Les salariés sont en effet mal préparés sur les deux sujets principaux permettant de rebondir : une vraie réflexion sur leur valeur ajoutée et sur leur capacité relationnelle. A quoi s’ajoute le plus souvent un problème de niveau d’employabilité dont, généralement, ils n’ont pas conscience. Quelles sont en effet les compétences dont ils disposent ? Quelles sont leurs vraies motivations ? Et quelle est leur personnalité ? Au fond, trois questions simples sur lesquelles ils n’ont pas consacré une minute de réflexion, pas plus que leur entreprise d’ailleurs, pour mieux aborder l’étape suivante, même après 20 ans d’expérience professionnelle. Sur leur capacité relationnelle, le constat n’est pas meilleur : dans neuf cas sur dix, les salariés sont seuls, loin de leurs pairs, coupés du monde et de leurs relais naturels, y compris dans leur propre entreprise. Qui plus est, ils sont handicapés sur le « comment faire ? » pour activer les quelques liens dont ils disposent. Ce n’est pas un hasard si l’on parle tant de réseau dans les journaux…. Enfin lorsqu’un problème d’employabilité se pose, c’est toujours au moment de passer l’obstacle ! Avec un bilan de compétences sous-utilisé, une gestion des carrières quasi inexistante et une formation qui forme avant tout les mieux formés, il faut dire que l’entreprise a sa part de responsabilité dans ce manque cruel de préparation.

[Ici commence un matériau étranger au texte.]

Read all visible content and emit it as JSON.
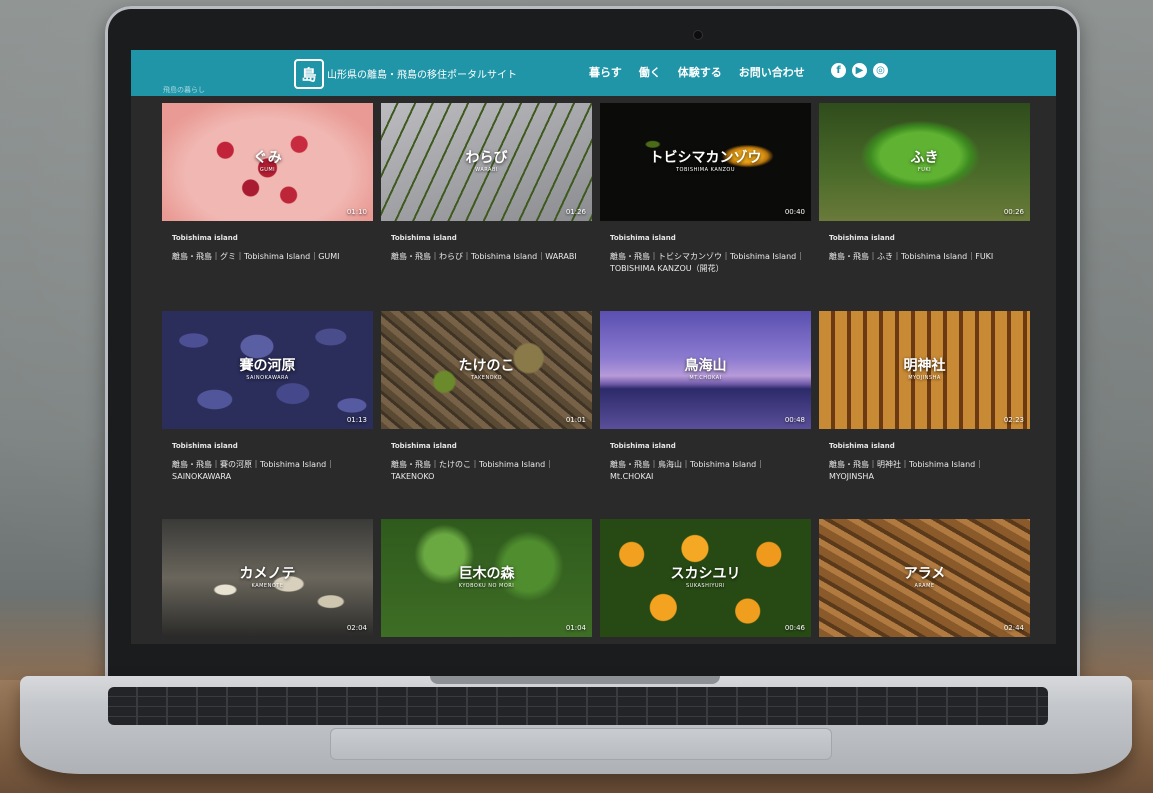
{
  "header": {
    "logo_text": "島",
    "site_title": "山形県の離島・飛島の移住ポータルサイト",
    "nav": [
      "暮らす",
      "働く",
      "体験する",
      "お問い合わせ"
    ],
    "social": [
      {
        "icon": "facebook-icon",
        "glyph": "f"
      },
      {
        "icon": "youtube-icon",
        "glyph": "▶"
      },
      {
        "icon": "instagram-icon",
        "glyph": "◎"
      }
    ],
    "breadcrumb": "飛島の暮らし"
  },
  "cards": [
    {
      "title": "ぐみ",
      "subtitle": "GUMI",
      "duration": "01:10",
      "channel": "Tobishima island",
      "caption": "離島・飛島｜グミ｜Tobishima Island｜GUMI"
    },
    {
      "title": "わらび",
      "subtitle": "WARABI",
      "duration": "01:26",
      "channel": "Tobishima island",
      "caption": "離島・飛島｜わらび｜Tobishima Island｜WARABI"
    },
    {
      "title": "トビシマカンゾウ",
      "subtitle": "TOBISHIMA KANZOU",
      "duration": "00:40",
      "channel": "Tobishima island",
      "caption": "離島・飛島｜トビシマカンゾウ｜Tobishima Island｜TOBISHIMA KANZOU（開花）"
    },
    {
      "title": "ふき",
      "subtitle": "FUKI",
      "duration": "00:26",
      "channel": "Tobishima island",
      "caption": "離島・飛島｜ふき｜Tobishima Island｜FUKI"
    },
    {
      "title": "賽の河原",
      "subtitle": "SAINOKAWARA",
      "duration": "01:13",
      "channel": "Tobishima island",
      "caption": "離島・飛島｜賽の河原｜Tobishima Island｜SAINOKAWARA"
    },
    {
      "title": "たけのこ",
      "subtitle": "TAKENOKO",
      "duration": "01:01",
      "channel": "Tobishima island",
      "caption": "離島・飛島｜たけのこ｜Tobishima Island｜TAKENOKO"
    },
    {
      "title": "鳥海山",
      "subtitle": "MT.CHOKAI",
      "duration": "00:48",
      "channel": "Tobishima island",
      "caption": "離島・飛島｜鳥海山｜Tobishima Island｜Mt.CHOKAI"
    },
    {
      "title": "明神社",
      "subtitle": "MYOJINSHA",
      "duration": "02:23",
      "channel": "Tobishima island",
      "caption": "離島・飛島｜明神社｜Tobishima Island｜MYOJINSHA"
    },
    {
      "title": "カメノテ",
      "subtitle": "KAMENOTE",
      "duration": "02:04",
      "channel": "",
      "caption": ""
    },
    {
      "title": "巨木の森",
      "subtitle": "KYOBOKU NO MORI",
      "duration": "01:04",
      "channel": "",
      "caption": ""
    },
    {
      "title": "スカシユリ",
      "subtitle": "SUKASHIYURI",
      "duration": "00:46",
      "channel": "",
      "caption": ""
    },
    {
      "title": "アラメ",
      "subtitle": "ARAME",
      "duration": "02:44",
      "channel": "",
      "caption": ""
    }
  ]
}
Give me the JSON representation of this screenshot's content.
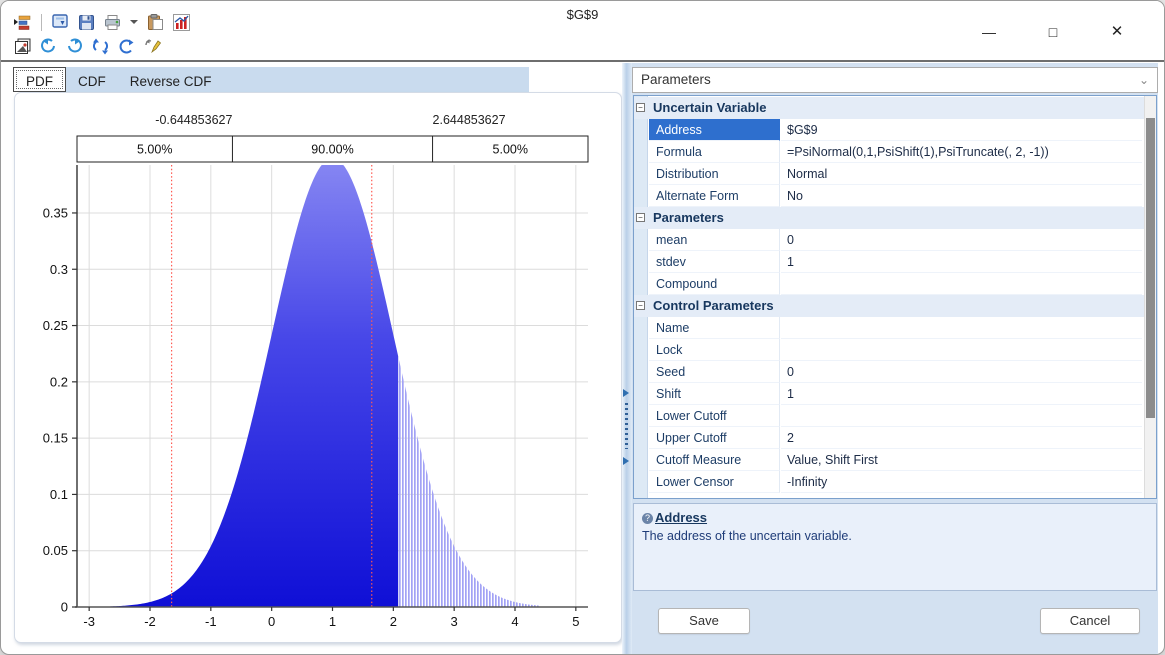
{
  "window": {
    "title": "$G$9",
    "controls": {
      "minimize": "—",
      "maximize": "□",
      "close": "✕"
    }
  },
  "toolbar": {
    "row1_icons": [
      "distribution-bars-icon",
      "copy-chart-icon",
      "save-icon",
      "print-icon",
      "dropdown-arrow-icon",
      "paste-icon",
      "chart-icon"
    ],
    "row2_icons": [
      "copy-image-icon",
      "rotate-left-icon",
      "rotate-right-icon",
      "flip-vertical-icon",
      "rotate-clockwise-icon",
      "edit-annotation-icon"
    ]
  },
  "tabs": [
    {
      "id": "pdf",
      "label": "PDF",
      "active": true
    },
    {
      "id": "cdf",
      "label": "CDF",
      "active": false
    },
    {
      "id": "reverse-cdf",
      "label": "Reverse CDF",
      "active": false
    }
  ],
  "chart_data": {
    "type": "area",
    "title": "",
    "xlabel": "",
    "ylabel": "",
    "distribution": "Normal",
    "mean": 1,
    "stdev": 1,
    "xlim": [
      -3.2,
      5.2
    ],
    "ylim": [
      0,
      0.3926
    ],
    "xticks": [
      -3,
      -2,
      -1,
      0,
      1,
      2,
      3,
      4,
      5
    ],
    "yticks": [
      0,
      0.05,
      0.1,
      0.15,
      0.2,
      0.25,
      0.3,
      0.35
    ],
    "grid": true,
    "percentile_markers": {
      "values": [
        -0.644853627,
        2.644853627
      ],
      "labels": [
        "-0.644853627",
        "2.644853627"
      ],
      "bands": [
        "5.00%",
        "90.00%",
        "5.00%"
      ]
    },
    "marker_lines": [
      -1.645,
      1.645
    ],
    "truncation": {
      "solid_until": 2.08,
      "hatched_until": 4.4
    },
    "points": {
      "x": [
        -2.5,
        -2,
        -1.5,
        -1,
        -0.5,
        0,
        0.5,
        1,
        1.5,
        2,
        2.5,
        3,
        3.5,
        4,
        4.5
      ],
      "pdf": [
        0.0009,
        0.0044,
        0.0175,
        0.054,
        0.1295,
        0.242,
        0.3521,
        0.3989,
        0.3521,
        0.242,
        0.1295,
        0.054,
        0.0175,
        0.0044,
        0.0009
      ]
    }
  },
  "parameters_panel": {
    "header": "Parameters",
    "chevron_icon": "chevron-down-icon",
    "grid_rows": [
      {
        "type": "section",
        "label": "Uncertain Variable"
      },
      {
        "type": "row",
        "name": "Address",
        "value": "$G$9",
        "selected": true
      },
      {
        "type": "row",
        "name": "Formula",
        "value": "=PsiNormal(0,1,PsiShift(1),PsiTruncate(, 2, -1))"
      },
      {
        "type": "row",
        "name": "Distribution",
        "value": "Normal"
      },
      {
        "type": "row",
        "name": "Alternate Form",
        "value": "No"
      },
      {
        "type": "section",
        "label": "Parameters"
      },
      {
        "type": "row",
        "name": "mean",
        "value": "0"
      },
      {
        "type": "row",
        "name": "stdev",
        "value": "1"
      },
      {
        "type": "row",
        "name": "Compound",
        "value": ""
      },
      {
        "type": "section",
        "label": "Control Parameters"
      },
      {
        "type": "row",
        "name": "Name",
        "value": ""
      },
      {
        "type": "row",
        "name": "Lock",
        "value": ""
      },
      {
        "type": "row",
        "name": "Seed",
        "value": "0"
      },
      {
        "type": "row",
        "name": "Shift",
        "value": "1"
      },
      {
        "type": "row",
        "name": "Lower Cutoff",
        "value": ""
      },
      {
        "type": "row",
        "name": "Upper Cutoff",
        "value": "2"
      },
      {
        "type": "row",
        "name": "Cutoff Measure",
        "value": "Value, Shift First"
      },
      {
        "type": "row",
        "name": "Lower Censor",
        "value": "-Infinity"
      }
    ],
    "description": {
      "help_icon": "help-icon",
      "title": "Address",
      "text": "The address of the uncertain variable."
    },
    "buttons": {
      "save": "Save",
      "cancel": "Cancel"
    }
  }
}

Quant au marché de l’emploi, il est terrifiant ! D’un côté, les besoins d’un monde nouveau n’ont jamais été si importants (bâtiments intelligents et propres, transports non polluants, développements technologiques de toutes sortes, aides à la personne, demandes des pays émergents propices à nos exportations, etc.) ; et de l’autre côté, une économie traditionnelle qui se meurt en douceur sans aucun projet alternatif. Il suffit de songer, pour s’en convaincre, aux moyens puissants des grands groupes du CAC 40 et à leur si faible capacité à produire de nouvelles idées, de nouvelles activités, de nouvelles richesses. Ce qui a primé chez eux depuis de nombreuses années, ce n’est pas tant le souci du développement que celui de la gestion ; d’abord en délocalisant sans réflexion sur les conséquences à long terme de telles pratiques ; ensuite en dépouillant progressivement l’entreprise de ses activités périphériques quitte à faire de celle-ci un arbre mort ; enfin en cherchant la synergie à tout prix avec le seul objectif obsessionnel de la rentabilité maximum et instantanée, quitte à priver l’entreprise des ressources nécessaires à la construction de son avenir. Et si l’on ajoute à tout ceci la totale absence de projets politiques et économiques publiques d’envergure, c’est-à-dire intégrant cette difficile notion du long terme, il y a vraiment de quoi s’inquiéter pour qui cherche un emploi. Oui, il faut dire que l’entreprise et les pouvoirs publics ont aussi leur part de responsabilité dans la torpeur du marché actuel !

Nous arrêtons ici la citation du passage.